In most states, the law requires you to carry bodily injury and property damage liability auto insurance coverage. The insurance covers another person's medical costs and pays for damages to that person's vehicle or property if you are at fault for a motor vehicle accident. Therefore, if you cause an accident and your auto insurance policy has lapsed, you'll be facing legal and financial consequences.
Although it's illegal to drive without insurance, state laws relating to auto insurance vary. Depending on where you live, your insurance company may be required to notify the Bureau of Motor Vehicles that you dropped your insurance coverage. In some cases, a lapse of insurance coverage is noted on your driving record, which could lead to your license and/or registration being suspended. The penalty for being uninsured in some states also includes seizure of your vehicle or charging you with a misdemeanor.
1. Being Sued
In addition to fees and fines you may owe for driving without insurance, if you get sued following an accident and the court awards the injured driver or passengers damages, you could end up in deep financial trouble. Without insurance, you may be responsible for paying a substantial amount of money out of your own pocket. If a judgment is entered against you, the suing party can come after any assets you have.

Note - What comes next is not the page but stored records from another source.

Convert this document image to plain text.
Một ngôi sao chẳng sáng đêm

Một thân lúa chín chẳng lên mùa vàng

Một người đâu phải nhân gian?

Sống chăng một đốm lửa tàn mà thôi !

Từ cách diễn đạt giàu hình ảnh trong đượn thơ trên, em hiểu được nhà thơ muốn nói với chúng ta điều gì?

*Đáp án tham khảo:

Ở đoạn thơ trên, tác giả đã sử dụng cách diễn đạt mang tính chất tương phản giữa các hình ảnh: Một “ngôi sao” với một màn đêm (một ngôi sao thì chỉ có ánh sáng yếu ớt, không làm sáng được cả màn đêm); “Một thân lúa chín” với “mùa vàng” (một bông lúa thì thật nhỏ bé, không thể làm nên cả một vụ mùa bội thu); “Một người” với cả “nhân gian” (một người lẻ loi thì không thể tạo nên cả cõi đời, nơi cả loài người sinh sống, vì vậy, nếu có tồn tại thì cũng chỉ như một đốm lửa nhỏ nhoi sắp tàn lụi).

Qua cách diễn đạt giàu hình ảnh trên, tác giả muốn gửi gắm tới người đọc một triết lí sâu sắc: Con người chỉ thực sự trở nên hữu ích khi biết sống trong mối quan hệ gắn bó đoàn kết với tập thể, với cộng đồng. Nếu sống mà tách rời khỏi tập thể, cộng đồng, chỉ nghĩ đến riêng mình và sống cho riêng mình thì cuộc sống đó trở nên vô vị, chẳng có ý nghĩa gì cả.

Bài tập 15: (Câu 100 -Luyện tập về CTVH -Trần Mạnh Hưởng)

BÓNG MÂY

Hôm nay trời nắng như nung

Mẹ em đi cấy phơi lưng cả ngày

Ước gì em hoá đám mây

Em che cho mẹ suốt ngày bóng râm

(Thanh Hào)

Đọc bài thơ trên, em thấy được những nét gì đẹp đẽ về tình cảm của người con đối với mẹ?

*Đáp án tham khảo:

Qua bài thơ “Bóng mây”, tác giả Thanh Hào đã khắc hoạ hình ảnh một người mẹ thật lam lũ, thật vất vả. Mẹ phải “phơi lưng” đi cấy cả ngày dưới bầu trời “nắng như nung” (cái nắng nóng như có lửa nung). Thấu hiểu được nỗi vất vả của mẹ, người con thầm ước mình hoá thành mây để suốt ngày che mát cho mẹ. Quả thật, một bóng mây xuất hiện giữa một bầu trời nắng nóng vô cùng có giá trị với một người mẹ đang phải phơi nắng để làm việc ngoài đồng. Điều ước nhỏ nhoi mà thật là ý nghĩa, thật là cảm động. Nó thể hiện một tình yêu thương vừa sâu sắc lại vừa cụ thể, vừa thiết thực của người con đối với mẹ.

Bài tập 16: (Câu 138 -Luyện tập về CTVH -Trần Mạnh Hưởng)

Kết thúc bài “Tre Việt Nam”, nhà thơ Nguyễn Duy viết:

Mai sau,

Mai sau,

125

2. Paying a Higher Insurance Rate
Another financial consequence of letting your auto insurance lapse is paying an increased rate when you take out a new policy. If an insurer considers you high risk for dropping your insurance, it may even reject giving you a policy. It won't matter that you've had insurance with that company before. Even if the insurance company doesn't charge you a higher premium, you may lose discounts you earned previously. That alone will increase how much you pay for auto insurance.
3. Lowering Your Credit Score
A consequence you may not think about is the effect on your credit. Your insurer may list lapsed auto insurance as a negative entry on your credit report, which will lower your credit score. Besides the insurance company thinking you aren't a responsible driver, other creditors may consider you a higher risk since a lapse in auto insurance can make you look financially irresponsible.
Loss of Other Coverage
Besides losing liability coverage when you let your auto insurance lapse, you will lose your personal injury protection. If you live in a no-fault insurance state, this is the coverage that pays the medical expenses for injuries you suffer in an accident, in addition to lost wages. You also won't have coverage for family members or other passengers riding in your vehicle.